CHICAGO -- There was no doubt Robin Ventura wouldn't let Chris Sale go for a perfect game Thursday in his first start since missing a month with a flexor muscle strain.
But after the left-hander's near-perfect six inning outing, will Ventura give him a shot next time?
"I hope he makes me make a decision," Ventura said. "You won't know the (pitch count) next time, but he'll know the number, so he needs to be very efficient."
Sale was back in fine form Thursday in his first major league start since landing on the disabled list last month, carrying a perfect game into the sixth before Zoilo Almonte's two-out single. He wound up throwing six shutout innings, striking out 10 and facing 19 hitters in a brilliant one-hit performance in the White Sox's eventual 3-2 victory.
Because they both knew he was coming out after the sixth, Ventura said he was "relieved" when Sale gave up a hit, and Sale cracked, "I don't think I've ever been more excited to give up a hit in my life."
It was a virtual rerun of Sale's last two outings.
In his last start with the Sox on April 17 against the Red Sox, Sale pitched seven innings of one-hit ball, striking out 10 and allowing only five balls past the infield, including Xander Boegarts' home run. In his rehab start for Triple-A Charlotte last Friday in Durham, N.C., Sale struck out 11 and gave up an infield hit in four scoreless innings, letting only one ball past the infield.

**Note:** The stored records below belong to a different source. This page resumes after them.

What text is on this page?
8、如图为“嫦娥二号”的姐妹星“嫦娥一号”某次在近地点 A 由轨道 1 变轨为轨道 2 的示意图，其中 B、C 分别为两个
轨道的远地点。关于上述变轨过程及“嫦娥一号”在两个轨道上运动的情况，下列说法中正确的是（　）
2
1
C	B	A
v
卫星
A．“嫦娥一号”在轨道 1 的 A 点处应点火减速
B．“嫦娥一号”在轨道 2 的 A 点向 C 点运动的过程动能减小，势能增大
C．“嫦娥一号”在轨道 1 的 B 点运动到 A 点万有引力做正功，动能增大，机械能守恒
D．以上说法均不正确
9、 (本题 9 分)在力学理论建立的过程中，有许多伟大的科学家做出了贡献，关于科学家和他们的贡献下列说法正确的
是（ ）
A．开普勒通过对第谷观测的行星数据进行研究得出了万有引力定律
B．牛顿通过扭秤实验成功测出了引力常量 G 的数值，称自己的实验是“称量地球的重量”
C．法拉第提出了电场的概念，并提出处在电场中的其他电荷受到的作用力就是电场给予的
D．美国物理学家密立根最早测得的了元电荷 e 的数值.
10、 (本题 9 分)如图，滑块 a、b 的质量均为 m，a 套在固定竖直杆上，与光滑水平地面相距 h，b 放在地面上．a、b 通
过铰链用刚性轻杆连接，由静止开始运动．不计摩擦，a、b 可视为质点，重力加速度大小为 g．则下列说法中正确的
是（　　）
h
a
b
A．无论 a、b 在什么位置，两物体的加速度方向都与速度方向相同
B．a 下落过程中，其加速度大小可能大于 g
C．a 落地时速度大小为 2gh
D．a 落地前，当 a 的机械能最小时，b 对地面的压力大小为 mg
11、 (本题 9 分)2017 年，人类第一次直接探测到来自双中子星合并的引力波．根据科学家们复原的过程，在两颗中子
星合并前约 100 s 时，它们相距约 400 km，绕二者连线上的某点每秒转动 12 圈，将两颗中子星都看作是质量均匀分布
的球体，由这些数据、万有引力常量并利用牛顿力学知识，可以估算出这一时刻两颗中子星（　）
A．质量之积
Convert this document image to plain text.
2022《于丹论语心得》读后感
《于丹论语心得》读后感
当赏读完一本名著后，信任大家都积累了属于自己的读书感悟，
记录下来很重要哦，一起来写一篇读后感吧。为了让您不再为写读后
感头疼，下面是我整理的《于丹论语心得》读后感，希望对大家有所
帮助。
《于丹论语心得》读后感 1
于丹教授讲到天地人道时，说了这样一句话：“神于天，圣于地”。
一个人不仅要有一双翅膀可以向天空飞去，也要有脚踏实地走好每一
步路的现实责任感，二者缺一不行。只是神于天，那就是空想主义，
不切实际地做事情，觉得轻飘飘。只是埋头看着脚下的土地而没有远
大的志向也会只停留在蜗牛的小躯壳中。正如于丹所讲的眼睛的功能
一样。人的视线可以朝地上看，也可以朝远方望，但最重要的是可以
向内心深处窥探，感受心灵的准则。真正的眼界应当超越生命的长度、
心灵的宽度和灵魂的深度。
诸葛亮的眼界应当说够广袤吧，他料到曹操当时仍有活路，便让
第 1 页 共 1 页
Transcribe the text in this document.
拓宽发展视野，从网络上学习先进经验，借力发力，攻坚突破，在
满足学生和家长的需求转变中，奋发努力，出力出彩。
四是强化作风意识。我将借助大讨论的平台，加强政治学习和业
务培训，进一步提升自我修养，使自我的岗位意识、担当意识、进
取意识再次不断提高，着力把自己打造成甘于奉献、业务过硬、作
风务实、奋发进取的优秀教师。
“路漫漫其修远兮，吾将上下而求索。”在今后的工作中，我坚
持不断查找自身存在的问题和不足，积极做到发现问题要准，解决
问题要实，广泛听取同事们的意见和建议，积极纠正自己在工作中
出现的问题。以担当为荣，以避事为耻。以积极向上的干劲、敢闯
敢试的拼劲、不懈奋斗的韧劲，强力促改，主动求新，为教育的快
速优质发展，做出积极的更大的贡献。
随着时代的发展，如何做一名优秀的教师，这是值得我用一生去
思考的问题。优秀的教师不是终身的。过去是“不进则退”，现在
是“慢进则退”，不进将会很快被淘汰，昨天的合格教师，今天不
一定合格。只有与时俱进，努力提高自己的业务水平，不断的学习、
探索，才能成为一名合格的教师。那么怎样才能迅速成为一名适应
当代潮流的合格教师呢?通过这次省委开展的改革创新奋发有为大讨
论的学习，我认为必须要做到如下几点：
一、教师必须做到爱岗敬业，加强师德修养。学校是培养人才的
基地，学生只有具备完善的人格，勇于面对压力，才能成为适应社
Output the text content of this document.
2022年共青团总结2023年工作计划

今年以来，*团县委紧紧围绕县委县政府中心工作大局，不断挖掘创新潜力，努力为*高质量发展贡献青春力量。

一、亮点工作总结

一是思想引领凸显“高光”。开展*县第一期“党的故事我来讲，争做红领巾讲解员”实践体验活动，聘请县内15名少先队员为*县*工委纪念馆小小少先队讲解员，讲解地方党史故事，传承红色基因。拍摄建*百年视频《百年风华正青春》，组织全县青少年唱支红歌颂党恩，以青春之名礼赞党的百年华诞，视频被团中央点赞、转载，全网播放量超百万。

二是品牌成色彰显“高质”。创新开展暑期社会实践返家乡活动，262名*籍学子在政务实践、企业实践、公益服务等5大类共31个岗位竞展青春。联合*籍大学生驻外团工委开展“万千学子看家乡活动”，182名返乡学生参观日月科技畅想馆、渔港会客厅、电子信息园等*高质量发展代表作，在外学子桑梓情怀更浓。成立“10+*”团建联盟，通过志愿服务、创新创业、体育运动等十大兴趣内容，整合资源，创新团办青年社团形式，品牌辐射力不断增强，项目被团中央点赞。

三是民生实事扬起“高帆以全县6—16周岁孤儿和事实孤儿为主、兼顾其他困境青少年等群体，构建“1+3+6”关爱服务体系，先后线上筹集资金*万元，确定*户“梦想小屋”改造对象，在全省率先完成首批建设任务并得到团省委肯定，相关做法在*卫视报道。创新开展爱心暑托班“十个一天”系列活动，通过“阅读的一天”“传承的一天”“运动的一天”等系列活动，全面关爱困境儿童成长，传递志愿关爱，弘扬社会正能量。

On Thursday he upped the ante, making the kind of comeback that can kick start an injury-plagued team in desperate need of a boost.
"When he pitches, you can't be an underdog," Paul Konerko said. "There are some guys out there you feel it's an even match, but he's up to that (other) level now. I don't feel like there's anybody he can go up against where you feel like we're behind the 8-ball going in.
"There are some pitchers in the league who have the same type of stuff, ring to their name, same makeup and stuff. We're fortunate we have one, and it's nice to see him back out there."
A crowd of 21,677 was rewarded with a snapshot of the revolving world of baseball stardom. While Sale is taking off into another stratosphere, Derek Jeter's stellar career is winding down.
Playing in his final series on the South Side, Jeter recalled an August night in 1996 when he was beginning his emergence as an American icon.
"I remember my first year, coming here toward the end of the year," he said. "And I remember me and the pitcher, (James) Baldwin were both up for Rookie of the Year, and they were saying it's a big matchup. I hit a home run that day, so I remember that."
Jeter indeed homered off Baldwin in the eighth inning of a 3-1 Yankees victory. Thanks to modern technology, I was able to find my account of that game from the Tribune files. Sox players were upset that manager Terry Bevington had said Jeter should win the award, and Baldwin was a little testy.
"Good for him," Baldwin said when asked about Jeter. "He's a good player. If he wins Rookie of the Year, so what?"
Jeter wound up winning the league's rookie award, while Baldwin finished second. Baldwin retired after 2005 with 79 victories, and his son, James J. Baldwin, is currently an outfielder in the Dodgers system.
Time flies, even if the games sometimes drag, and you're lucky if you can remember any game from the past once you bounce past 50. Girardi, who turns 50 in October, was asked before Wednesday's game against the Cubs at Wrigley Field if he ever went to Sox games as a kid growing up in Peoria.
"No, the first time I went to Comiskey Park was in the Crosstown Classic as a (Cubs) player," he said. "I'm not so sure I knew they existed until I got to college."
The Sox did indeed exist back when Girardi attended Northwestern. And on Thursday, their ace made the Yankees hitters disappear, one by one.
"He's just nasty out there," Yankees reliever Matt Thornton said of his former Sox teammate. "When you lose someone like that, it's a blow to any team. We're going through it here with the pitchers we've lost in New York.
"Guys can step up and fill that void, but Chris Sale coming back is obviously a big boost for them."